Но Берта не желала оставаться в стороне. Она аккуратно читала американские газеты и знала, какой знаменитой стала Эрика, а в ее понимании слава и богатство означали одно и то же. Девчонка, быть может, уже зазналась, но пусть не воображает, что может смотреть на тетку сверху вниз. Берте не терпелось объявить своей племяннице, что и она стала значительной персоной в государстве. С кислой улыбкой она смотрела на Эрику, приникшую к матери, на Марту, которая что–то бессвязно шептала, гладя дочь по плечу дрожащей рукой, и ей хотелось поскорее положить конец этой сцене.
— Ты, Эрика, стала настоящей американкой, — сказала она наконец, желая обратить на себя внимание, — красивая, знаменитая… Тебя ждет слава. Расскажи, как ты там живешь, в Америке. Денег у тебя порядочно?
— Порядочно.
— Так я и знала. Но как там должно быть чудесно! Америка! Господи, как бы мне хотелось туда попасть!
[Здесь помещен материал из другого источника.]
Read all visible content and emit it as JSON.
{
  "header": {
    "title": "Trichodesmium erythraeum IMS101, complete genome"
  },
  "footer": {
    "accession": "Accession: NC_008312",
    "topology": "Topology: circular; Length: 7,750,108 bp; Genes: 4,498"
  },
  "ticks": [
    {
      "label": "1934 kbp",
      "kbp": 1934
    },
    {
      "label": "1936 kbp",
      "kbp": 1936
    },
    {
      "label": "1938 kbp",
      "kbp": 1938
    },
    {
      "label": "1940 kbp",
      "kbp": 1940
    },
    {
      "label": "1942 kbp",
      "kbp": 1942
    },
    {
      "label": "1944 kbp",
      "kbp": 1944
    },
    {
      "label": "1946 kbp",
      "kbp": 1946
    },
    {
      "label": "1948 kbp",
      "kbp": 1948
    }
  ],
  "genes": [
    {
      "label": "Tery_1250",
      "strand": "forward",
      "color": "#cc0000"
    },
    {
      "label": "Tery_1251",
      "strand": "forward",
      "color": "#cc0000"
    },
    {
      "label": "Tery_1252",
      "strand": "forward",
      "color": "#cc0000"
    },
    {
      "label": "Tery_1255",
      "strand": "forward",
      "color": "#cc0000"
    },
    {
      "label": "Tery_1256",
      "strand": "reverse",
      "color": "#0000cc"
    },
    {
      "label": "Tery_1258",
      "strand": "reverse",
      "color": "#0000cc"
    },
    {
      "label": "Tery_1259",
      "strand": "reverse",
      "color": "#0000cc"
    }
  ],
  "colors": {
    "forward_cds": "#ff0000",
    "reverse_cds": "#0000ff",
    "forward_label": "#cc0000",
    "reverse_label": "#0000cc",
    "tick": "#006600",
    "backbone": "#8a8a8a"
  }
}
Помня случай с Джильксом, Эрика промолчала.
— Нет, ты прямо настоящая американка! — не унималась Берта. — Гордая, молчаливая, а ведь это приходит только с богатством и славой. Но, может быть, Шиллинг заставляет тебя слишком много работать?
— Да, работаю я много. Мама, я тебе привезла подарки.
Марта Штальберг заплакала. Ничего, ровно ничего ей не надо, для нее самый лучший, драгоценнейший подарок — свиданье с дочкой.
Перед отъездом из Нью–Йорка Эрика накупила подарков матери, но совсем забыла о тетке, пришлось что–то искать для нее. К счастью, в чемодане нашелся пестрый вязаный джемпер — последний крик американской моды, и Берта тотчас же натянула его на себя.
— Вот это расцветка, — сказала она, — люкс!
— Немножко ярко, — осмелилась возразить Марта.
— Ты ничего не понимаешь! — отмахнулась от нее Берта.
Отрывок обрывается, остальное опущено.